Based on this experience, I'd advise that anyone who is currently dealing with a child 11 or older that has tuned out the authority of the teachers to strongly reconsider adopting an authoritative approach as a possible solution. The child is already against what seems to be commands to perform useless and pointless tasks. If you start adding your voice to that of the teachers, you're only making yourself part of their problem.

So... what really turned these guys' lives around?

The work.

The work was interesting, challenging, and important. People's lives and millions of dollars depended on the state of the equipment, and how they performed their jobs to maintain it. These same guys who wouldn't invest five minutes to iron a uniform shirt would work 36 hours straight to resolve an equipment problem, and good luck pulling them away to get some sleep. Offer to call in civilian technical resources to assist, though, and you'll get yelled at. They took genuine pride in their abilities and their roles.

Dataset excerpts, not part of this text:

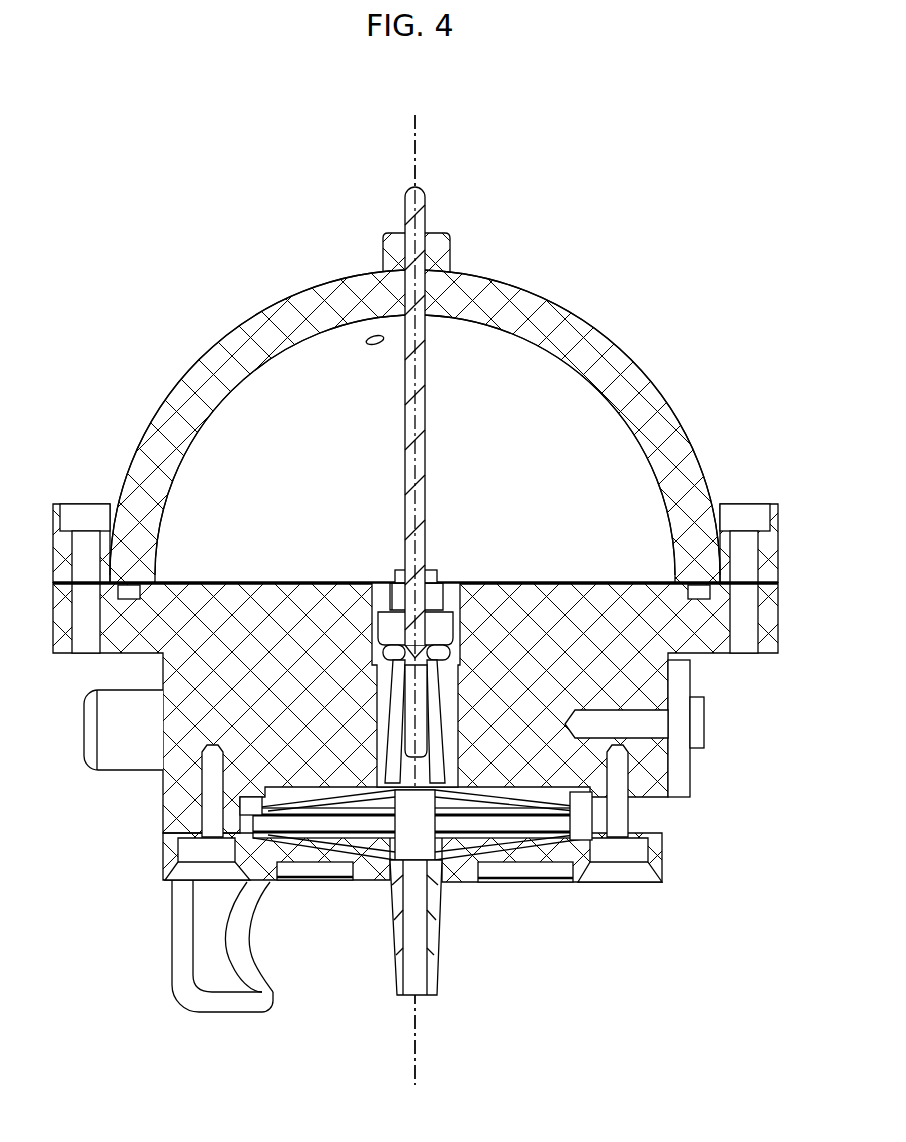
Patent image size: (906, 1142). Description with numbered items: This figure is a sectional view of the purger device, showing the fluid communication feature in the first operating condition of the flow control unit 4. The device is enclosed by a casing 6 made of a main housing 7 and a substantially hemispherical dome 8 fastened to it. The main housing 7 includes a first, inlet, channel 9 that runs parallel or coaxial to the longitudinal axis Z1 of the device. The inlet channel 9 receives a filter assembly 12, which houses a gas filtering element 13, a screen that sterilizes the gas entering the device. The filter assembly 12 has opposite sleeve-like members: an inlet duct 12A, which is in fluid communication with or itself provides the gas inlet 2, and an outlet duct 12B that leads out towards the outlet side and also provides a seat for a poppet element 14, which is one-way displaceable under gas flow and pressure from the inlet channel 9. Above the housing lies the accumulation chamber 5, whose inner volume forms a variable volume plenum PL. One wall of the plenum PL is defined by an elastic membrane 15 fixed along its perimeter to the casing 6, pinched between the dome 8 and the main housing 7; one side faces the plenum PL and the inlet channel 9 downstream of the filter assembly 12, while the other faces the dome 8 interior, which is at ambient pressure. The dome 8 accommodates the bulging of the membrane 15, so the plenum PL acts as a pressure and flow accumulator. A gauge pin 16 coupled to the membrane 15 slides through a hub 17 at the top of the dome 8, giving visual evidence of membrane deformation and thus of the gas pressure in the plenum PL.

The gas inlet 2 is at (428, 990).
The flow control unit 4 is at (110, 775).
The accumulation chamber 5 is at (329, 457).
The casing 6 is at (668, 395).
The main housing 7 is at (120, 655).
The dome 8 is at (178, 383).
The inlet channel 9 is at (450, 690).
The filter assembly 12 is at (545, 845).
The inlet duct 12A is at (445, 925).
The outlet duct 12B is at (397, 727).
The gas filtering element 13 is at (425, 730).
The poppet element 14 is at (440, 720).
The elastic membrane 15 is at (450, 582).
The gauge pin 16 is at (427, 365).
The hub 17 is at (452, 250).
The plenum PL is at (383, 600).
The longitudinal axis Z1 is at (425, 158).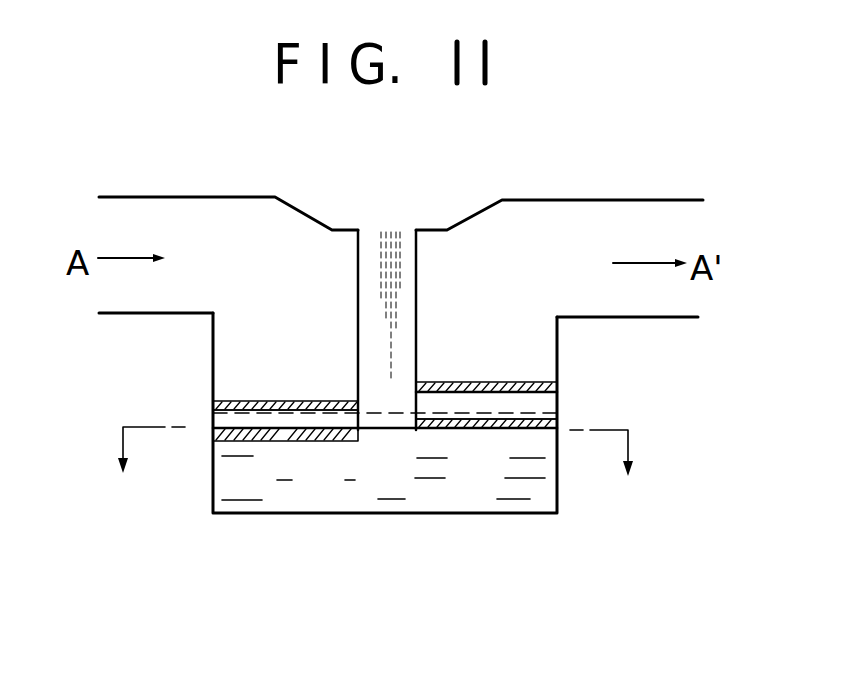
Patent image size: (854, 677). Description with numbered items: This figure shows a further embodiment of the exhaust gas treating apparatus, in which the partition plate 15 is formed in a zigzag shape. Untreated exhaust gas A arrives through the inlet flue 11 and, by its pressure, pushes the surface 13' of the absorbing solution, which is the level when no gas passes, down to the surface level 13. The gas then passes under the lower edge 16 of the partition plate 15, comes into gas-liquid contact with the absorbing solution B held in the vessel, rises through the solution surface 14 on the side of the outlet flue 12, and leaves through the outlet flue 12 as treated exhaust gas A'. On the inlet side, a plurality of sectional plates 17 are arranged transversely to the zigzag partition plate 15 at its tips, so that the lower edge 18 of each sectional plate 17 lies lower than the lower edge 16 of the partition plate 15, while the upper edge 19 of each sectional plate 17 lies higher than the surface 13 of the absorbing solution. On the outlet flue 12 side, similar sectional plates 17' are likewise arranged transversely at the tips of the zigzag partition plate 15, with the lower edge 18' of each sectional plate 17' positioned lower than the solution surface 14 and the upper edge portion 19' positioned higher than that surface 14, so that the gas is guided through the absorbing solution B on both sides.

The inlet flue 11 is at (150, 217).
The outlet flue 12 is at (568, 222).
The surface level of the absorbing solution 13 is at (285, 468).
The surface of the absorbing solution 13' is at (285, 378).
The solution surface on the outlet flue side 14 is at (447, 392).
The partition plate 15 is at (416, 272).
The lower edge of the partition plate 16 is at (383, 430).
The sectional plates 17 is at (263, 443).
The sectional plates 17' is at (522, 396).
The lower edge of each sectional plate 18 is at (283, 468).
The lower edge of each sectional plate 18' is at (486, 456).
The upper edge of each sectional plate 19 is at (286, 373).
The upper edge portion of each sectional plate 19' is at (485, 352).
The absorbing solution B is at (412, 498).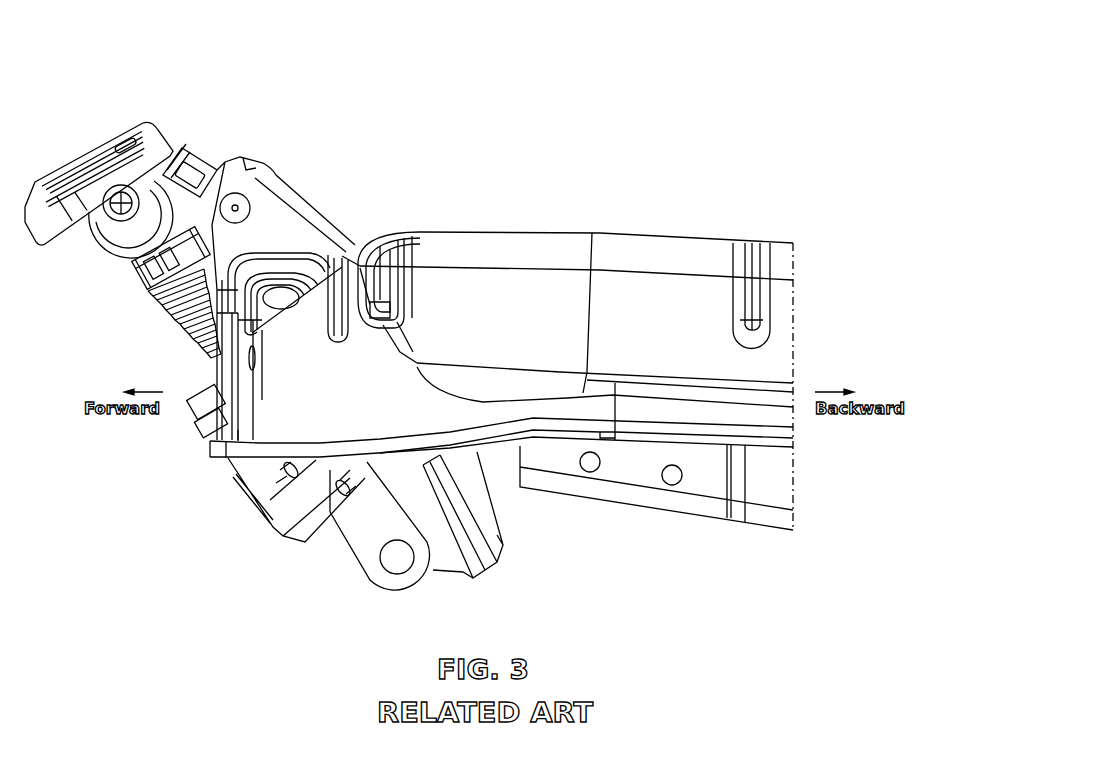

So... how do you relate this to an 11yo tuning out in school, so he can turn things around well before the onset of adulthood has limited his options? Here's how I'd do it:

1) Fight for proper placement in a challenging educational environment.
2) Set clear guidelines on what are acceptable minimum limits of effort, tailored to the individual strengths and weaknesses of that child. A child will be burned out if they're expected to do their very best on every task, no exceptions. Let them have some room to breathe.
3) Give them some guidance on how something that may seem meaningless to them now can build to something meaningful later. This is critical to getting "buy in."
4) Create positive rewards in which the child can gain access to more of what they love if they invest more in doing the things they don't.
5) Create negative rewards in which the child loses some access to the things they love if they fail to maintain minimum standards.